Si l’idée de savoir ce que l’on va trouver sur ce
Red Before Black soulève bien peu d’interrogations, celle de la qualité des compositions reste quant-à-elle au cœur de toutes les discussions. Et si le groupe a pu en "décevoir" certains ces dernières années avec des albums toujours très efficaces mais peut-être pas aussi marquants qu’escompté, il n’en reste pas moins que Cannibal Corpse demeure une valeur sûre du Death Metal et que malgré les années qui passent et qui ne nous rajeunissent pas, il a su rester fidèle à ses valeurs et à un modèle qu’il a lui-même bâti. Une application et une régularité qui, quoi que l’on en dise, forcent le respect.
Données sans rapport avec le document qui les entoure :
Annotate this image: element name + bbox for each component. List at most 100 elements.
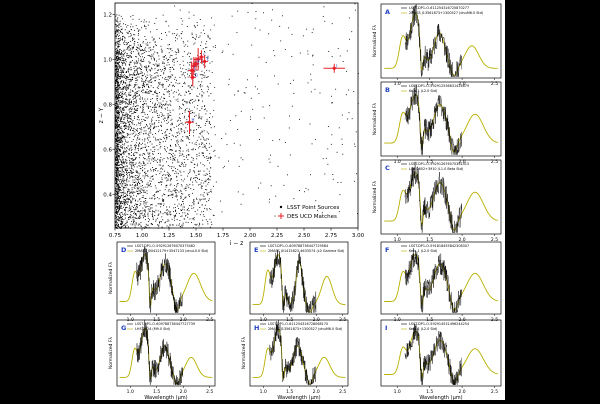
scatter-point xyxy=(309,123,311,125)
scatter-point xyxy=(177,161,179,163)
scatter-point xyxy=(115,63,117,64)
scatter-point xyxy=(192,98,194,100)
scatter-point xyxy=(146,190,148,192)
scatter-point xyxy=(115,119,117,121)
scatter-point xyxy=(134,94,136,96)
scatter-point xyxy=(131,171,133,173)
scatter-point xyxy=(121,135,123,137)
scatter-point xyxy=(186,101,188,103)
scatter-point xyxy=(184,122,186,124)
scatter-point xyxy=(168,93,170,95)
scatter-point xyxy=(154,73,156,75)
scatter-point xyxy=(125,225,126,227)
scatter-point xyxy=(163,59,165,60)
scatter-point xyxy=(187,110,189,112)
scatter-point xyxy=(199,178,201,180)
scatter-point xyxy=(116,68,118,70)
scatter-point xyxy=(136,208,137,210)
scatter-point xyxy=(148,85,149,87)
scatter-point xyxy=(214,126,215,128)
scatter-point xyxy=(137,95,139,97)
scatter-point xyxy=(117,30,119,32)
scatter-point xyxy=(283,184,285,186)
panel-frame xyxy=(249,319,349,387)
scatter-point xyxy=(169,153,171,155)
scatter-point xyxy=(124,201,126,203)
scatter-point xyxy=(188,111,190,113)
scatter-point xyxy=(138,29,139,31)
scatter-point xyxy=(127,56,129,58)
scatter-point xyxy=(131,176,133,178)
scatter-point xyxy=(186,155,188,157)
scatter-point xyxy=(116,74,118,76)
scatter-point xyxy=(132,179,134,181)
scatter-point xyxy=(118,200,120,202)
scatter-point xyxy=(165,57,167,59)
scatter-point xyxy=(158,181,160,183)
scatter-point xyxy=(117,103,119,105)
scatter-point xyxy=(209,179,211,181)
scatter-point xyxy=(117,179,119,181)
scatter-point xyxy=(149,80,151,82)
scatter-point xyxy=(154,126,156,128)
scatter-point xyxy=(123,136,124,137)
scatter-point xyxy=(123,213,125,215)
scatter-point xyxy=(122,188,124,190)
scatter-point xyxy=(153,150,155,152)
scatter-point xyxy=(136,72,138,74)
scatter-point xyxy=(123,153,125,155)
scatter-point xyxy=(202,155,204,157)
scatter-point xyxy=(191,84,193,86)
scatter-point xyxy=(115,156,117,158)
scatter-point xyxy=(307,50,309,52)
scatter-point xyxy=(255,11,257,12)
scatter-point xyxy=(172,157,174,159)
scatter-point xyxy=(120,190,122,192)
scatter-point xyxy=(119,139,121,141)
scatter-point xyxy=(154,159,156,161)
scatter-point xyxy=(127,25,129,26)
scatter-point xyxy=(193,199,195,201)
scatter-point xyxy=(213,185,214,187)
scatter-point xyxy=(172,74,174,76)
panel-frame xyxy=(380,241,502,315)
scatter-point xyxy=(173,158,175,160)
scatter-point xyxy=(178,50,180,52)
scatter-point xyxy=(199,207,201,208)
scatter-point xyxy=(128,75,130,77)
scatter-point xyxy=(142,104,143,106)
scatter-point xyxy=(117,124,119,125)
scatter-point xyxy=(139,87,141,89)
observed-spectrum-H xyxy=(269,320,317,386)
scatter-point xyxy=(118,193,120,195)
scatter-point xyxy=(190,99,191,101)
scatter-point xyxy=(128,124,130,126)
scatter-point xyxy=(122,59,124,61)
scatter-point xyxy=(125,44,127,46)
scatter-point xyxy=(115,217,117,219)
scatter-point xyxy=(139,154,141,156)
scatter-point xyxy=(284,142,286,143)
scatter-point xyxy=(157,52,159,54)
scatter-point xyxy=(143,21,145,23)
scatter-point xyxy=(130,171,132,173)
scatter-point xyxy=(151,216,153,218)
scatter-point xyxy=(135,147,137,149)
scatter-point xyxy=(210,221,212,223)
scatter-point xyxy=(199,85,201,87)
scatter-point xyxy=(183,42,185,44)
scatter-point xyxy=(153,125,155,127)
scatter-point xyxy=(115,148,117,150)
scatter-point xyxy=(210,29,212,31)
scatter-point xyxy=(323,6,325,8)
scatter-point xyxy=(132,91,134,92)
scatter-point xyxy=(117,44,119,46)
scatter-point xyxy=(117,92,119,94)
scatter-point xyxy=(127,114,129,116)
scatter-point xyxy=(188,17,190,19)
scatter-point xyxy=(141,120,143,122)
scatter-point xyxy=(214,134,216,136)
scatter-point xyxy=(124,161,126,163)
scatter-point xyxy=(175,136,177,138)
scatter-point xyxy=(154,51,156,53)
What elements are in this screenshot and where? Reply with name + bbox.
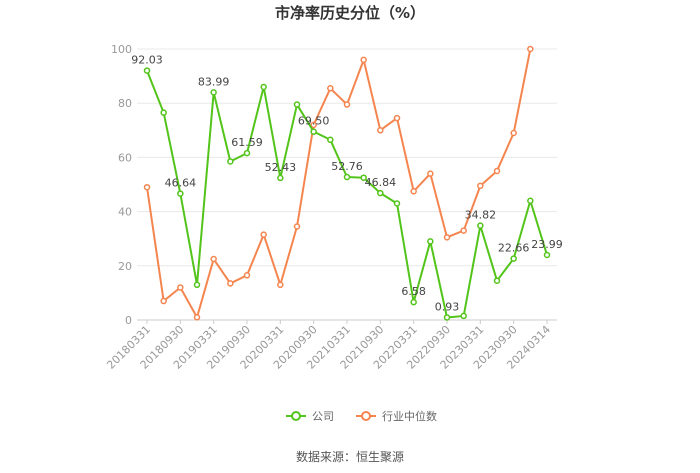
data-label: 34.82 — [465, 209, 497, 222]
data-point[interactable] — [327, 85, 334, 92]
y-tick-label: 0 — [125, 314, 132, 327]
data-point[interactable] — [393, 114, 401, 122]
data-point[interactable] — [510, 255, 517, 262]
y-tick-label: 40 — [118, 206, 132, 219]
data-label: 92.03 — [131, 54, 163, 67]
data-label: 83.99 — [198, 75, 230, 88]
data-point[interactable] — [293, 223, 301, 230]
y-tick-label: 80 — [118, 97, 132, 110]
data-point[interactable] — [327, 136, 334, 144]
data-point[interactable] — [393, 200, 401, 207]
legend-label: 公司 — [312, 410, 334, 423]
data-point[interactable] — [343, 101, 351, 108]
data-point[interactable] — [310, 121, 317, 129]
data-point[interactable] — [227, 158, 234, 165]
data-point[interactable] — [177, 284, 184, 291]
data-point[interactable] — [477, 222, 484, 229]
data-source: 数据来源：恒生聚源 — [296, 449, 404, 464]
data-point[interactable] — [193, 314, 201, 321]
data-point[interactable] — [410, 298, 417, 306]
data-point[interactable] — [443, 234, 451, 241]
y-tick-label: 20 — [118, 260, 132, 273]
data-label: 52.43 — [265, 161, 297, 174]
data-label: 6.58 — [401, 285, 426, 298]
data-point[interactable] — [177, 190, 184, 197]
data-point[interactable] — [243, 149, 251, 157]
data-point[interactable] — [527, 45, 534, 53]
data-point[interactable] — [343, 173, 351, 181]
data-point[interactable] — [477, 182, 484, 190]
data-point[interactable] — [493, 167, 501, 175]
data-point[interactable] — [210, 255, 217, 263]
data-point[interactable] — [360, 174, 367, 181]
legend-swatch-marker — [291, 411, 301, 421]
data-label: 0.93 — [435, 300, 460, 313]
data-point[interactable] — [460, 312, 467, 320]
data-point[interactable] — [277, 281, 284, 289]
grid — [137, 48, 557, 267]
data-label: 22.66 — [498, 242, 530, 255]
chart-title: 市净率历史分位（%） — [275, 4, 425, 22]
data-point[interactable] — [260, 231, 267, 238]
data-point[interactable] — [260, 83, 267, 91]
data-point[interactable] — [527, 197, 534, 205]
data-point[interactable] — [427, 170, 434, 177]
data-label: 46.84 — [365, 176, 397, 189]
data-point[interactable] — [443, 314, 451, 321]
y-tick-label: 60 — [118, 151, 132, 164]
data-label: 61.59 — [231, 136, 263, 149]
data-point[interactable] — [160, 109, 167, 116]
data-point[interactable] — [160, 297, 167, 305]
axes: 0204060801002018033120180930201903312019… — [104, 43, 557, 372]
data-point[interactable] — [543, 251, 551, 259]
data-point[interactable] — [243, 272, 251, 279]
data-point[interactable] — [427, 238, 434, 245]
data-point[interactable] — [143, 183, 151, 191]
data-point[interactable] — [410, 188, 417, 195]
y-tick-label: 100 — [111, 43, 132, 56]
data-label: 46.64 — [165, 177, 197, 190]
data-label: 69.50 — [298, 115, 330, 128]
data-point[interactable] — [227, 280, 234, 287]
data-point[interactable] — [510, 129, 517, 137]
legend-swatch-marker — [361, 411, 371, 421]
legend-item[interactable]: 行业中位数 — [356, 409, 437, 423]
legend-label: 行业中位数 — [382, 409, 437, 423]
data-point[interactable] — [377, 127, 384, 134]
series-line — [146, 48, 532, 319]
data-label: 23.99 — [531, 238, 563, 251]
series — [143, 45, 551, 321]
data-point[interactable] — [193, 281, 201, 289]
legend-item[interactable]: 公司 — [286, 410, 334, 423]
data-label: 52.76 — [331, 160, 363, 173]
data-point[interactable] — [377, 189, 384, 197]
data-point[interactable] — [360, 56, 367, 64]
data-point[interactable] — [493, 277, 501, 284]
data-point[interactable] — [143, 67, 151, 74]
data-point[interactable] — [210, 89, 217, 96]
data-point[interactable] — [460, 227, 467, 234]
data-point[interactable] — [293, 101, 301, 108]
data-point[interactable] — [277, 174, 284, 182]
data-point[interactable] — [310, 128, 317, 135]
legend[interactable]: 公司 行业中位数 — [286, 409, 437, 423]
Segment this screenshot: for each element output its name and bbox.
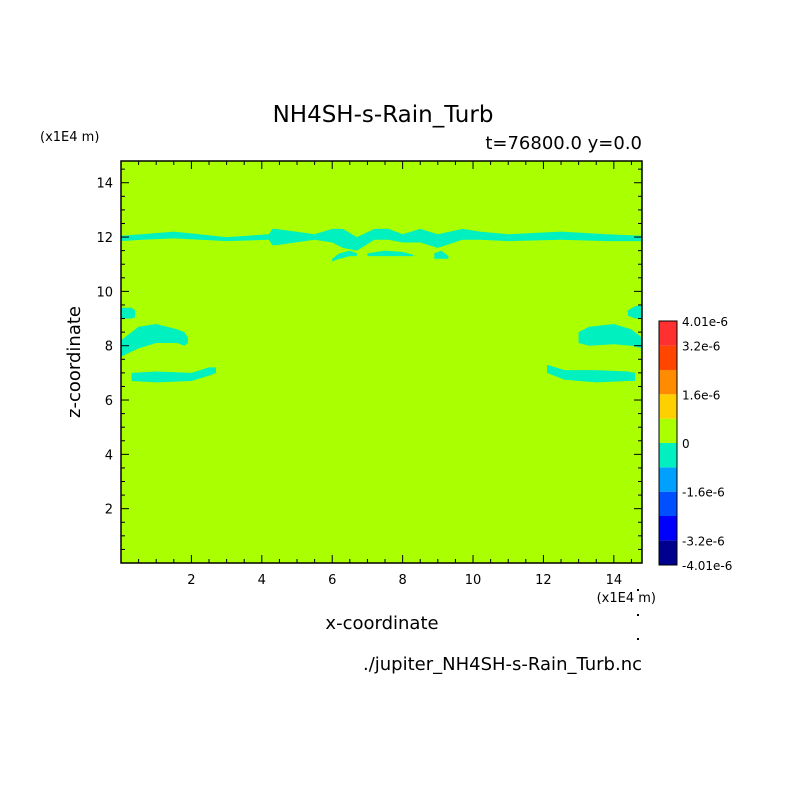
colorbar-swatch (659, 491, 677, 517)
plot-area: 2 4 6 8 10 12 14 2 4 6 8 10 12 14 (96, 160, 643, 588)
contour-region (332, 250, 357, 262)
y-tick-label: 14 (96, 177, 113, 192)
colorbar-swatch (659, 394, 677, 419)
colorbar-frame (658, 320, 678, 566)
y-tick-label: 12 (96, 231, 113, 246)
chart-subtitle: t=76800.0 y=0.0 (485, 133, 642, 154)
x-tick-label: 8 (398, 573, 406, 588)
x-tick-label: 4 (258, 573, 266, 588)
contour-regions (121, 228, 642, 383)
source-file-label: ./jupiter_NH4SH-s-Rain_Turb.nc (363, 654, 642, 675)
y-tick-label: 8 (105, 340, 113, 355)
colorbar-swatch (659, 516, 677, 541)
contour-region (578, 324, 642, 349)
colorbar-label: 1.6e-6 (682, 388, 720, 402)
colorbar-label: 3.2e-6 (682, 340, 720, 354)
x-tick-label: 14 (606, 573, 623, 588)
contour-region (547, 364, 635, 383)
x-axis-label: x-coordinate (325, 613, 438, 634)
x-unit-mark (637, 589, 639, 591)
y-axis-unit: (x1E4 m) (40, 130, 99, 145)
contour-region (434, 250, 449, 259)
y-tick-label: 2 (105, 503, 113, 518)
x-tick-label: 2 (187, 573, 195, 588)
colorbar-swatch (659, 369, 677, 395)
colorbar: 4.01e-6 3.2e-6 1.6e-6 0 -1.6e-6 -3.2e-6 -4.01e… (658, 315, 732, 573)
x-unit-mark (637, 614, 639, 616)
colorbar-label: 0 (682, 437, 690, 451)
colorbar-swatch (659, 443, 677, 468)
contour-region (121, 228, 642, 251)
contour-region (627, 305, 642, 319)
contour-region (121, 324, 188, 357)
x-tick-label: 12 (535, 573, 552, 588)
contour-region (121, 307, 136, 319)
x-axis-unit: (x1E4 m) (597, 591, 656, 606)
x-tick-label: 10 (465, 573, 482, 588)
colorbar-label: -1.6e-6 (682, 486, 725, 500)
y-axis-label: z-coordinate (64, 306, 85, 418)
colorbar-swatch (659, 321, 677, 346)
colorbar-swatch (659, 418, 677, 443)
contour-region (131, 367, 216, 383)
colorbar-label: 4.01e-6 (682, 315, 728, 329)
plot-frame (120, 160, 643, 564)
y-tick-label: 10 (96, 285, 113, 300)
y-tick-label: 4 (105, 448, 113, 463)
colorbar-swatch (659, 467, 677, 492)
colorbar-label: -4.01e-6 (682, 559, 732, 573)
plot-background (121, 161, 642, 563)
chart-title: NH4SH-s-Rain_Turb (273, 102, 494, 128)
colorbar-swatch (659, 540, 677, 565)
x-unit-mark (637, 638, 639, 640)
contour-region (367, 250, 414, 257)
axis-ticks: 2 4 6 8 10 12 14 2 4 6 8 10 12 14 (96, 161, 642, 588)
x-tick-label: 6 (328, 573, 336, 588)
y-tick-label: 6 (105, 394, 113, 409)
colorbar-label: -3.2e-6 (682, 534, 725, 548)
colorbar-swatch (659, 345, 677, 370)
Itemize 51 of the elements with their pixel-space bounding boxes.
Attisé par une certaine curiosité, je n’ai pas pu me résoudre à ne pas écouter les quelques extraits publiés ces dernières semaines avant la sortie officielle de l’album. Et le moins que l’on puisse dire c’est que j’y ai trouvé un Cannibal Corpse plus remonté que jamais. Si les Américains n’ont jamais été du genre à se trainer la teub sur des mid-tempos mollassons,
Red Before Black s’avère être un de leurs disques les plus Thrash. Un choix qui accessoirement ne fera pas l’unanimité puisque les compositions des Américains vont inévitablement gagner en simplicité là où le groupe avait pour habitude de proposer des morceaux rythmiquement plus riches et complexes. N’allez pas croire pour autant qu’Alex Webster et Pat O'Brien, les principaux compositeurs de Cannibal Corpse, se reposent sur leur lauriers pour autant, c’est juste que les deux hommes ont opté ici pour une approche sensiblement plus primitive et immédiate que par le passé. A ce titre, "Only One Will Die" et "Red Before Black" constituent à eux deux une entrée en matière particulièrement efficace et éloquente qui illustre parfaitement toute la teneur de mon propos. Direct et sans aucun compromis, Cannibal Corpse entre ainsi dans le vif du sujet en taillant dans le gras à grands coups de hachoir, laissant ainsi les riffs et autres soli fuser à toute berzingue. Et ces deux morceaux sont loin d’être des cas isolés. De "Code Of The Slashers" (au moins sur sa partie centrale) à "Remaimed" jusqu’aux accélérations fulgurantes de "Firestorm Vengeance" en passant par "Heads Shoveled Off " ou "Destroyed Without A Trace", les Américains possèdent encore de beaux restes et n’ont clairement de leçon à recevoir de personne en matière de brutalité et de vitesse d’exécution.
Pour autant,
Red Before Black ne manque certainement ni de relief ni de groove et comme à l’accoutumé, les Américains y vont de leurs morceaux moins bas du front où les coups de hachoirs se transforment en véritable coups de massue. Entre les nombreux breaks/ralentissements assassins taillés pour briser des nuques par paquet de cent ("Only One Will Die" à 1:37, "Shedding My Human Skin" à 0:13, "Firestorm Vengeance" à 0:43, "Heads Shoveled Off" à 1:57, "Corpus Delicti" à 0:23, "Scavenger Consuming Death" à 0:45 et 2:57, "In The Midst Of Ruin" à 0:48, etc) et les quelques séquences plombées comme sur la première et la dernière minute de "Code Of The Slashers", les premières secondes de "Shedding My Human Skin", une bonne moitié de "Remaimed" et ainsi de suite... Là encore bien peu de surprise mais peu importe car le groupe conserve ce sens du rythme et de la cadence qui donne une fois encore à ce quatorzième album toute cette énergie et cette intensité.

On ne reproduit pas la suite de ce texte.